How will you document your data?
Is there good project and data documentation?
What directory and file naming convention will be used?
Will you be using versioning controls?
What metadata will you include to describe contextual information about who collected/created it, the date, instrument settings, etc.
- Name of the dataset or research project that produced it
- Names and addresses of the organization or people who created the data
- Number used to identify the data, even if it is just an internal project reference number
- Keywords or phrases describing the subject or content of the data
- Organizations or agencies who funded the research
- Key dates associated with the data, including: project start and end date; release date; time period covered by the data; and other dates associated with the data lifespan, e.g., maintenance cycle, update schedule
- Where the data relates to a physical location, record information about its spatial coverage
- How the data was generated, including equipment or software used, experimental protocol, other things one might include in a lab notebook
- Citations to material for data derived from other sources, including details of where the source data is held and how it was accessed
- List of file names
- List of all data files associated with the project, with their names and file extensions (e.g. 'NWPalaceTR.WRL', 'stone.mov')
- File formats
- Format(s) of the data, e.g. FITS, SPSS, HTML, JPEG, and any software required to read the data
- File Structure
- Organization of the data file(s) and the layout of the variables, when applicable
- Variable List
- List of variables in the data files, when applicable
- Code Lists
- Explanation of codes or abbreviations used in either the file names or the variables in the data files (e.g. '999 indicates a missing value in the data')
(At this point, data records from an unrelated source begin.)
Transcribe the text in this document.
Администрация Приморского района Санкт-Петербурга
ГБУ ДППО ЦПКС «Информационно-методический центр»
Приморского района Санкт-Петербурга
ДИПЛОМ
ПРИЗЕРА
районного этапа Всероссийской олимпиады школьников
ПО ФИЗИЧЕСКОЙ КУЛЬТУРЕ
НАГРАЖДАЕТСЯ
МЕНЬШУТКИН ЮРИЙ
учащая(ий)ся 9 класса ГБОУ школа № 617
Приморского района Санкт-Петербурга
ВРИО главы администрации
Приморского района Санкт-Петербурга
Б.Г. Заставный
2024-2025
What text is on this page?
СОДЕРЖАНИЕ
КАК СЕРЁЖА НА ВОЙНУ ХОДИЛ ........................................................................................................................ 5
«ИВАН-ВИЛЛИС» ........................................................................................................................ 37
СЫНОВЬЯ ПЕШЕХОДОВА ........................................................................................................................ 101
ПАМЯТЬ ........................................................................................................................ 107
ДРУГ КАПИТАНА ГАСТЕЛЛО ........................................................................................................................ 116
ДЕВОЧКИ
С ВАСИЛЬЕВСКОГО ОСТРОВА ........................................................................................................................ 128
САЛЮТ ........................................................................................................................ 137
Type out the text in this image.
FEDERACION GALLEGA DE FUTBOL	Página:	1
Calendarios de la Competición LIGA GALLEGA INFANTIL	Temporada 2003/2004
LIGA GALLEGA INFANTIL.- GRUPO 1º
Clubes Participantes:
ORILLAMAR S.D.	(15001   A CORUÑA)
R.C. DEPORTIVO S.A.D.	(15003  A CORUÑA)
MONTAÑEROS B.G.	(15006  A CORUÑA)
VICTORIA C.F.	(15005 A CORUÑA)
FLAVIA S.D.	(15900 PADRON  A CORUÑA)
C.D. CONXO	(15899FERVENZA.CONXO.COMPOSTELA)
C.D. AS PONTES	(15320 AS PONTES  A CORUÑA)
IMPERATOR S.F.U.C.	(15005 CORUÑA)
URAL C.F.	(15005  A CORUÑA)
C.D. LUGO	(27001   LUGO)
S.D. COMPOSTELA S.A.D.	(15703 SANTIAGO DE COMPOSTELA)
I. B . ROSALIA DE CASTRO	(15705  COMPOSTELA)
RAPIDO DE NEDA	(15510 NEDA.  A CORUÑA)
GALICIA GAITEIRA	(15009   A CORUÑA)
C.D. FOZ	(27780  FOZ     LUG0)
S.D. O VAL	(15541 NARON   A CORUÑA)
- Date/time stamp for each file, and use a separate ID for each version (see organizing your files)
- To test if your file has changed over time.
Is there an ontology or other community standard for data sharing/integration?
Who will assign the metadata?
Data quality issues
Are there any data quality issues?
How will the (technical) quality of the data be assured?
How will adherence to this data management plan will be checked or demonstrated?
Audience: Who are the potential secondary users of the data?
How will data be made available for public use and secondary uses?
What are my options for sharing?
- Discipline based repositories
- Institutional repositories
- Websites - www.dartmouth.edu account, departmental server, hosted server space
- Cloud (Amazon, RackShare, Google, etc)
- Restricted use collections
Are there any embargo periods?
What kind of rights will be granted to different user groups?
Who will decide on access to the data?
Include explanations about how data may be re-used and how the source of the data should be acknowledged
What are the plans for preserving data in accessible form?
Any sharing requirements? e.g. funder data sharing policy
If there are partnerships, how will data be shared and managed with partners?
Are there privacy issues
Protected personal information: medical (HIPPA), student information (FERPA)?, other?
Other confidentiality concerns
Will you have physical restrictions, like firewalls or off-network devices?
Will you or the institution have policies that restrict access or enforce security measures?
Who will make decisions about data security?
How the data management plan will maximize the value of the data?
IMPACT: What is the possible impact of the data within the immediate field, in other fields, and any broader, societal impact?
What about transfer of people or data?